Nikon in ‘Dire Straits’ as its Slump Is Particularly Untimely: Report
This past year has not been kind to any camera manufacturer, but Nikon is reportedly in “dire straits” as it had yet to financially recover from previous business decisions even before it was hit with the worst slump in camera sales in years thanks to the proliferation of COVID-19. According to Japanese publication Tokyo Keizai […]
This past year has not been kind to any camera manufacturer, but Nikon is reportedly in “dire straits” as it had yet to financially recover from previous business decisions even before it was hit with the worst slump in camera sales in years thanks to the proliferation of COVID-19.
According to Japanese publication Tokyo Keizai and summarized by Digicame-Info, “the prestigious Nikon is in dire straights” thanks to the deterioration of the main camera business. In the video business, which includes cameras, sales for the coming financial quarter are expected to decrease by around 40% from the previous term to 140 billion yen (~$1,338,809,640), leaving the company with an operating deficit of 45 billion yen (~$430,331,670).
The most common scapegoat for poor camera sales, the growth of the smartphone market, is not entirely to blame here. Tokyo Keizai says that Nikon’s fear of conflicting with its DSLR camera sales made the company reluctant to produce a mirrorless camera.

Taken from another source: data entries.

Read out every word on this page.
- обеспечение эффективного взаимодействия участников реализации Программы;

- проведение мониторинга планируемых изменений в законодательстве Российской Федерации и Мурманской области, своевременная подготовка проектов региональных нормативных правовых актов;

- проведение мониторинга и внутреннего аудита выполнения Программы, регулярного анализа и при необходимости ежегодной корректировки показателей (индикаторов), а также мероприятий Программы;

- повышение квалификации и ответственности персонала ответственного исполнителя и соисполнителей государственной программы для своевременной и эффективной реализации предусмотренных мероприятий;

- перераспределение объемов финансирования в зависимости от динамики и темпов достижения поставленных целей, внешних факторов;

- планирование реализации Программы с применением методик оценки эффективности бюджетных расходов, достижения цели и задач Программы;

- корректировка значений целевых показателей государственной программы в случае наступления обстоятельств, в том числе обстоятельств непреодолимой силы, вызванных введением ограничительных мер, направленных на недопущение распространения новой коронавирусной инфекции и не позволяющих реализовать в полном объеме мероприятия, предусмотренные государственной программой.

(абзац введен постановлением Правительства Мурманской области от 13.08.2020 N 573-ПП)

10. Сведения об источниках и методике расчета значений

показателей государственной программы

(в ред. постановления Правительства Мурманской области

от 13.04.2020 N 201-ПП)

By the time it entered the market, Sony had long since entrenched itself. In 2019, Sony produced 1.65 million units, while Nikon had only produced 280,000. Canon similarly waited to enter the market but has fared much better with strong sales of the EOS R5 capping a couple of years of what is proving to be a better mirrorless strategy.
It should be noted that a major difference between Canon and Nikon is that Canon is far more diversified. It was able to wait out entering the mirrorless market because of this model, which hurt Nikon more because of its far more focused business.
Even outside of consumer camera manufacturing, Nikon’s limited diversification has been performing poorly. Nikon’s healthcare business has been in a deficit since 2017 and its precision machinery business – where it has traditionally had the largest sales figures – is down 98% from the previous year.
Coming into 2020, it is very likely that Nikon had yet to fully recover from its third consecutive new product failure in consumer products. The Nikon 1 series of cameras failed to find popularity, the Keymission line of action cameras similarly collapsed, and the Nikon DL line of compact mirrorless cameras was canceled before a single unit was ever sold. Its struggles were magnified as camera sales plummetted in early 2020, leaving the company particularly vulnerable. Needless to say, the company’s struggles over the past four years and its inability to turn itself around before 2020 proved particularly untimely.
Conversations between PetaPixel and industry professionals over the years have indicated that of those three lines, the KeyMission failure was particularly disastrous for the company.
This more detailed financial analysis comes after Nikon’s announcement in May that it would lay off 700 employees in Southeast Asia and news from earlier this month that the company was cutting 20% of its international workforce. Nikon’s latest moves appear to be an attempt to reorganize itself back to profitability, but the many decisions the company has made leading up to this point appear to be making recovery sluggish.
Tokyo Kezai reports that “the medium-term management plan up to 2021 aims to create new pillars of earnings by actively investing in growth areas such as new businesses.” Still, the publication expressed concern with this strategy and wonders if Nikon can achieve sustainable growth when existing businesses are stalled.